In response to an earlier column, reader “scdaddyo” (FedEx supporters rarely, if ever, use their real names) wrote:

“FedEx Express is the largest Airline in the world. . . . UPS is the largest trucking company in the world.”


Well, perhaps Federal Express, now FedEx Express, was started as an airline company and UPS was started as a trucking company, but over the last decade or so both have morphed into competing express package delivery companies.

FedEx Express has planes and trucks; UPS has planes and trucks. The two companies have distinctions without differences. If makes no more sense to treat express delivery company FedEx Express differently under the law from express delivery company UPS today than it would be to treat Wells Fargo, originally started as a stagecoach, as an express delivery company today rather than as a bank.

As much as FedEx Express would like to debate this issue as if we were still living in 1971, we’re now in the 21st century. Heck, Al Gore still hadn’t even invented the Internet when Fred Smith started Federal Express. Fed and Fred need to get with the times.

FedEx Express is no longer just an “airline,” if it ever was.

“Scdaddyo” continues:

“As to your point about putting FedEx under NLRA does not mean Teamsters will take over FedEx – are you nuts? Do you know how the Teamsters work? They will make FedEx their top priority.”

The only problem with this is – well, the facts.

What we’re talking about here are the 86,000-plus drivers who work for FedEx Express, not the drivers who work for FedEx Ground or FedEx Freight. In fact, there are already some 100,000 FedEx workers currently working under the same National Labor Relations Act that UPS workers operate under.

Now, if the Teamsters – and we all know how they work, right? – haven’t been able to unionize all of the other FedEx drivers, why does FedEx Express think the Teamsters will be any more effective in unionizing FedEx Express drivers? Even if they did make it their top priority.

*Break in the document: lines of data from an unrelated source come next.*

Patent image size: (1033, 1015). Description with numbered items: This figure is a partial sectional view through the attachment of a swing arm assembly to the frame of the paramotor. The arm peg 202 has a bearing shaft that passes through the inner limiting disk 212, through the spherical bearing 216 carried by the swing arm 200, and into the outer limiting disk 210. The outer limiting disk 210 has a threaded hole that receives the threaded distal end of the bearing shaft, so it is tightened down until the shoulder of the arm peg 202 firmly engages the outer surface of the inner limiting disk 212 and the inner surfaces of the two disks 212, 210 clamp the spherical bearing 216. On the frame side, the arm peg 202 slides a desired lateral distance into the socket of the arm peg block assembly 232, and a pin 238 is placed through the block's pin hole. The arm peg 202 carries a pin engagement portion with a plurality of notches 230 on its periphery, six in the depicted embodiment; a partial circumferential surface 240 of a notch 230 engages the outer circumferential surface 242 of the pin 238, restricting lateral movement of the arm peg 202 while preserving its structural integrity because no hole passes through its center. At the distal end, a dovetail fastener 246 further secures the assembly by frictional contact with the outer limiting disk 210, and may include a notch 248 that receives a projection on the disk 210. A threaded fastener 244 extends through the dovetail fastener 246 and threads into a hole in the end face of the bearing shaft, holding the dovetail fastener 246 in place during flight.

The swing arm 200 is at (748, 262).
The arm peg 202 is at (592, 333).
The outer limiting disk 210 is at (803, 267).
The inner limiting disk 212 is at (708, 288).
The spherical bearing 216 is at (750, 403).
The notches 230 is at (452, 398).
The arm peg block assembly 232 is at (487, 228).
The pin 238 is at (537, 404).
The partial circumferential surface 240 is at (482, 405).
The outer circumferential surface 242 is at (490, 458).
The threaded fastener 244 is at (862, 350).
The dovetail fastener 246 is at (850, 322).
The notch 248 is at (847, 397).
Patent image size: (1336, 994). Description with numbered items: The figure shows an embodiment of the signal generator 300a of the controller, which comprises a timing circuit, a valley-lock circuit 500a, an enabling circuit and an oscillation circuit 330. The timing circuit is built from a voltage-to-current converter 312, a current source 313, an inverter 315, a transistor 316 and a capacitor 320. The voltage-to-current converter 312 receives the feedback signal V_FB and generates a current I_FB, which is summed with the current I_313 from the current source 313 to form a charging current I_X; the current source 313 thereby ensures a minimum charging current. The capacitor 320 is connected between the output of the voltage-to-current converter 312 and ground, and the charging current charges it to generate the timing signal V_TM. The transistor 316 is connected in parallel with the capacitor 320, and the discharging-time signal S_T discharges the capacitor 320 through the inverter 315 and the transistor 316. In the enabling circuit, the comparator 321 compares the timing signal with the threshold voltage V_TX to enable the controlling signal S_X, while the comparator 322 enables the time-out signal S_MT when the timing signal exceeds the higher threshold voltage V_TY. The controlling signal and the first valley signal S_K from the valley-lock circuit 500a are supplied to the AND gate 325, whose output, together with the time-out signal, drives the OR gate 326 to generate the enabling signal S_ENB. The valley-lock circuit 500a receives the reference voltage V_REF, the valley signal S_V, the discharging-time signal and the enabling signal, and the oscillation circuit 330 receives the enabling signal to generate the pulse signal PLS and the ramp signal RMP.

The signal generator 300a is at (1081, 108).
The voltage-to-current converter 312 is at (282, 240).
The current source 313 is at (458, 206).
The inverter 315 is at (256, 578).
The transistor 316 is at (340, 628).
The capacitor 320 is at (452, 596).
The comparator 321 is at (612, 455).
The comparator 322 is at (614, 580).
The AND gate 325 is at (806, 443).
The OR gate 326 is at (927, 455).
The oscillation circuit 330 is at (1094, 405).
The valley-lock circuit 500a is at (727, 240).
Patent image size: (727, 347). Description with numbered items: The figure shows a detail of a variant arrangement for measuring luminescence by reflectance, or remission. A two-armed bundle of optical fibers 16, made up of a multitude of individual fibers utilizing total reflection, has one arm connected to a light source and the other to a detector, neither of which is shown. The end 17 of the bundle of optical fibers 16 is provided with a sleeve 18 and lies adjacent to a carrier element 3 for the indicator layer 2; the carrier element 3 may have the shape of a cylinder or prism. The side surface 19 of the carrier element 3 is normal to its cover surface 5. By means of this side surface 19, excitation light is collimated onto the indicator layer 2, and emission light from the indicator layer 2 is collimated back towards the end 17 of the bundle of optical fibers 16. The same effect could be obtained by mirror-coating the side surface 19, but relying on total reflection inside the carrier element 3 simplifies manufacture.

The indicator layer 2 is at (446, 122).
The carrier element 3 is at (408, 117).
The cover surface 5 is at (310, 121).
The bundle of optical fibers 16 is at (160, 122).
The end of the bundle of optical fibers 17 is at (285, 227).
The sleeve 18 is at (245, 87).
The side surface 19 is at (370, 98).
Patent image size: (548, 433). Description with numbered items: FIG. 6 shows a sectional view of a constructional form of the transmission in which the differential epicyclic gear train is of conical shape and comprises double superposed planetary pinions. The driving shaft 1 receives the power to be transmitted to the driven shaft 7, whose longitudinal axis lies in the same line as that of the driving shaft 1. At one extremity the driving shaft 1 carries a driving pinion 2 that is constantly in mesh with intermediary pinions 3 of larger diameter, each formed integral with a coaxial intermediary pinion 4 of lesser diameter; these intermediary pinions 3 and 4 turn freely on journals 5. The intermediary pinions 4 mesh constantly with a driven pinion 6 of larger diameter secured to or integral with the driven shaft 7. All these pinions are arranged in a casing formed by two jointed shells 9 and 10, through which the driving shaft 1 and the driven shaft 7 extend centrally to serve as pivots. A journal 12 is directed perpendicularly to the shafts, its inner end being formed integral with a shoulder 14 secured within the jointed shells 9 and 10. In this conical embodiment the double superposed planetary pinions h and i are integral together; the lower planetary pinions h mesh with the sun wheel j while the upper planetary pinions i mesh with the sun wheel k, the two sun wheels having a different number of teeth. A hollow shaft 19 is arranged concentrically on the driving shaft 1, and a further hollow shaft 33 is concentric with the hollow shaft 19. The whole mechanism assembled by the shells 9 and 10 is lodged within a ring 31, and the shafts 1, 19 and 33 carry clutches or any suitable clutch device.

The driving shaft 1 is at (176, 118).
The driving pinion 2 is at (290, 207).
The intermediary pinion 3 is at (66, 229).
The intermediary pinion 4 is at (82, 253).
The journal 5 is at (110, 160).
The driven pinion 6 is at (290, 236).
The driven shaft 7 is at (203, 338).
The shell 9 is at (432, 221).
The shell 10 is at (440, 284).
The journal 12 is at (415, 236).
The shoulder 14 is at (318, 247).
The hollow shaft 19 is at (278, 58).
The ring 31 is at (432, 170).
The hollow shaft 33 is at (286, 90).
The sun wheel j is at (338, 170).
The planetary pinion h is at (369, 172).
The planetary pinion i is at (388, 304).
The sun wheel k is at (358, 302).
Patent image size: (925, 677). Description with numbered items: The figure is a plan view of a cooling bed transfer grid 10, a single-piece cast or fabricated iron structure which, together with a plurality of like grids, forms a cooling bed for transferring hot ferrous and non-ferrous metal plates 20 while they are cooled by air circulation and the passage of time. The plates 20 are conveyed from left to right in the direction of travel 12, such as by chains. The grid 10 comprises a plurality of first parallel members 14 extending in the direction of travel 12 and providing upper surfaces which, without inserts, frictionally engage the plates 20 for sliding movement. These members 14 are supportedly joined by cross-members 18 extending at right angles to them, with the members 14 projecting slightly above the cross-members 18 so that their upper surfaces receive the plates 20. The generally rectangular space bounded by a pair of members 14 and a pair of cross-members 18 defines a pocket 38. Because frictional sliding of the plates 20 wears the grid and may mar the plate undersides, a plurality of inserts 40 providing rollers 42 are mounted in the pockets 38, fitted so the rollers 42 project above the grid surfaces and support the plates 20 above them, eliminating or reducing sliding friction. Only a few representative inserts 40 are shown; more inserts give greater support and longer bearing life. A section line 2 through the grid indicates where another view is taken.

Good ol’ “scdaddyo” followed up with:

“How about answering who, other than UPS or the Teamsters, benefits by putting the largest Airline in the World under the NLRA? Perhaps you? Are you a closet UPS stockholder? Or closet Teamsters supporter?”

Ah, yes. The old trick of trying to change the subject from the substance of the debate when you are losing it by accusing your opponent of having a vested interest on one side and, therefore, couldn’t possibly have a valid point.

But no, I do not own UPS stock – though I do have a UPS shipping account and a mailbox at a UPS store. I also have a brother working for UPS; however, he and I have never discussed this issue, not even once.

But what does any of that have to do with the merits of the debate? Even if I did have UPS stock up the wazoo, the facts of the matter would remain that FedEx and UPS are both express delivery shipping companies and should be governed by the same labor law. It really is just that simple.

As for being a Teamster supporter….you gotta be kidding? If I had my way I’d ban all unions as un-American purveyors of European socialism. But then again, I’m sugar-coating it.

Our friend “scdaddyo” wraps up with the following:

“If the NLRA incorporates Airlines and Franchised businesses what’s next? Will it go after ocean freight just because they too offer delivery from the port to the final leg using a truck?”

Now, unless I miss my guess, ocean freight couldn’t, under any circumstance, be considered in the business of express delivery service. So let’s not be ridiculous here.

On the other hand, let’s take “scdaddyo’s” argument to its logical conclusion in the other direction.

If FedEx can claim that its 86,000 FedEx Express package delivery drivers are part of their “integrated” airline and, therefore, should be covered under the Railway Labor Act rather than the National Labor Relations Act, FedEx could just as well go out and start a national chain of gas stations to compete with Chevron and say THEY were part of its “integrated” airline and be covered under the RLA instead of the NLRA.

Hey, package delivery drivers get hot during the day, don’t they? So why not start a national chain of ice cream stores and “integrate” them into the airline and compete against Dairy Queen? Drivers gotta eat, too. So why not start a nationwide chain of burger joints to compete with Mickey D’s and Burger King?

To buy FedEx Express’s argument that it can “integrate” any business and compete with other businesses and still retain favorable advantages as an airline under the law is a bridge to nowhere too far.

The bottom line remains: FedEx Express is today an express package delivery company using trucks and airplanes. UPS is today an express package delivery company using trucks and airplanes. Now, they can conduct their businesses differently in any way they so choose, but the American principle of equality under the law dictates that both companies be treated equally by the government.

So let it be written; so let it be done.